Top 16 Law Which Is Promulgated Quotes
#1. In the end you become part of everything you hate, basically.
Ray Davies
#2. His form grew fainter and fainter, and just before it went altogether, I saw the hint of a smile, that laughing and mischievous smile I'd loved so much.
Richelle Mead
#3. The question is, rather, whether or not America is to enter a new and distressing phase of history where men no longer pursue happiness but buy it.
Kurt Vonnegut Jr.
#4. I watched him carefully. He was making art because he has to, and because he's brave enough to try and make contact, right there on the edge of madness, where he dreams.
Anne Lamott
#5. Science is a particular way of thinking about things.
Lilian Katz
#6. You accomplish more with a smile, a handshake, and a gun than you do with just a smile and a handshake.
Al Capone
#7. Law is nothing other than a certain ordinance of reason for the common good, promulgated by the person who has the care of the community.
Thomas Aquinas
#8. I know from my own clinical work that when people are beaten and hurt, they numb out so that they can't feel anymore.
John Bradshaw
#10. Well, the thing about my high school, which I loved, is that we had uniforms.
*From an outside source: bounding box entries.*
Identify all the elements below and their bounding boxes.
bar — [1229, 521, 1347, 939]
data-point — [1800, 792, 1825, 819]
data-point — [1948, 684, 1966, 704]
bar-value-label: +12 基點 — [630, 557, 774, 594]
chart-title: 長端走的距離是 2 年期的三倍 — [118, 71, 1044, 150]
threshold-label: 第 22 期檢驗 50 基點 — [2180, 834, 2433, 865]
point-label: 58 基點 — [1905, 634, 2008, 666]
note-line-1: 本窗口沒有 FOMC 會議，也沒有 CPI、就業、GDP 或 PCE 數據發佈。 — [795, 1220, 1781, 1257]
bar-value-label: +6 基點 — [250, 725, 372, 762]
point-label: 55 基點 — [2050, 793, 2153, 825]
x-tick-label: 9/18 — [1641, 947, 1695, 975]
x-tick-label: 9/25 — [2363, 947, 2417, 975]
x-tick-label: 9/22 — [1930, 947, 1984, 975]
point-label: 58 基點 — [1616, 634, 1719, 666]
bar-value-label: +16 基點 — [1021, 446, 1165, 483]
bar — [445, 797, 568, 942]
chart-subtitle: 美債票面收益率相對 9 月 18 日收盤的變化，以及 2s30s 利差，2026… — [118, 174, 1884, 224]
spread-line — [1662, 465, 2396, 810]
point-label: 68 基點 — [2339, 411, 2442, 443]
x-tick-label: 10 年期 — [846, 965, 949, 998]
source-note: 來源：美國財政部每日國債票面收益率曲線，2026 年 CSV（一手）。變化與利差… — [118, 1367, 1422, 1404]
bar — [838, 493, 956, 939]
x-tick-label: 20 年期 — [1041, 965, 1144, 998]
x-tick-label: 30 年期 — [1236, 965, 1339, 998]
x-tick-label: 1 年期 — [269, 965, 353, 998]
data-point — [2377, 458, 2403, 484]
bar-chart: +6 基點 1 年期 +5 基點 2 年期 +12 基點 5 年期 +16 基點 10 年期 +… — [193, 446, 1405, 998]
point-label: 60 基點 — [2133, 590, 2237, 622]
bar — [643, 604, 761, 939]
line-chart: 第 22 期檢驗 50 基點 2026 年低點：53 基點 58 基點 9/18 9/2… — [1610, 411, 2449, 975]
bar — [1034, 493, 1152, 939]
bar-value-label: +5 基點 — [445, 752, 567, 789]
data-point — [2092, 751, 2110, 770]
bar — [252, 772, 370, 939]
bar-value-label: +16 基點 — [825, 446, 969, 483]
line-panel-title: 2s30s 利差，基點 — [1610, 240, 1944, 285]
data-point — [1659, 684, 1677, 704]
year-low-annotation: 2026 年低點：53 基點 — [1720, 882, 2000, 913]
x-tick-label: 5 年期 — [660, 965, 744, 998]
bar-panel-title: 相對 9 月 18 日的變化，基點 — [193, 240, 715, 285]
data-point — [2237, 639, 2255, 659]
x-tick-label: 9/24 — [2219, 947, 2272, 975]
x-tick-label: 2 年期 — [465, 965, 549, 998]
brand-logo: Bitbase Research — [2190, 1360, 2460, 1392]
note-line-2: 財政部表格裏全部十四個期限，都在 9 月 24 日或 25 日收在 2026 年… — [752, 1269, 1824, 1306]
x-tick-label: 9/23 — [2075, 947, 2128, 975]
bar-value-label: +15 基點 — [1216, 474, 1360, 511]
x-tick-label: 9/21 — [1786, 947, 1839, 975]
But whenever we had a free dress day, it was prep-ville, with sweater vests and polo shirts and khakis and Dockers.
Vanessa Minnillo
#11. If however the law is so promulgated that it of necessity makes you an agent of injustices against another, then I say to you ... break the law.
Henry David Thoreau
#12. Yearn for the opposite, to buck the trend, to be different.
Fennel Hudson
#13. The more prohibitions there are, the poorer the people will be. The more laws are promulgated, the more thieves and bandits there will be.
Laozi
#14. No matter how many awards you've won or how many sales you've got, come the next book it's still a blank sheet of paper and you're still panicking like hell that you've got nothing new to say.
Ian Rankin
#16. The Convention promulgated this great axiom: "The liberty of one citizen ends where the liberty of another citizen begins," which comprises in two lines the entire law of human society.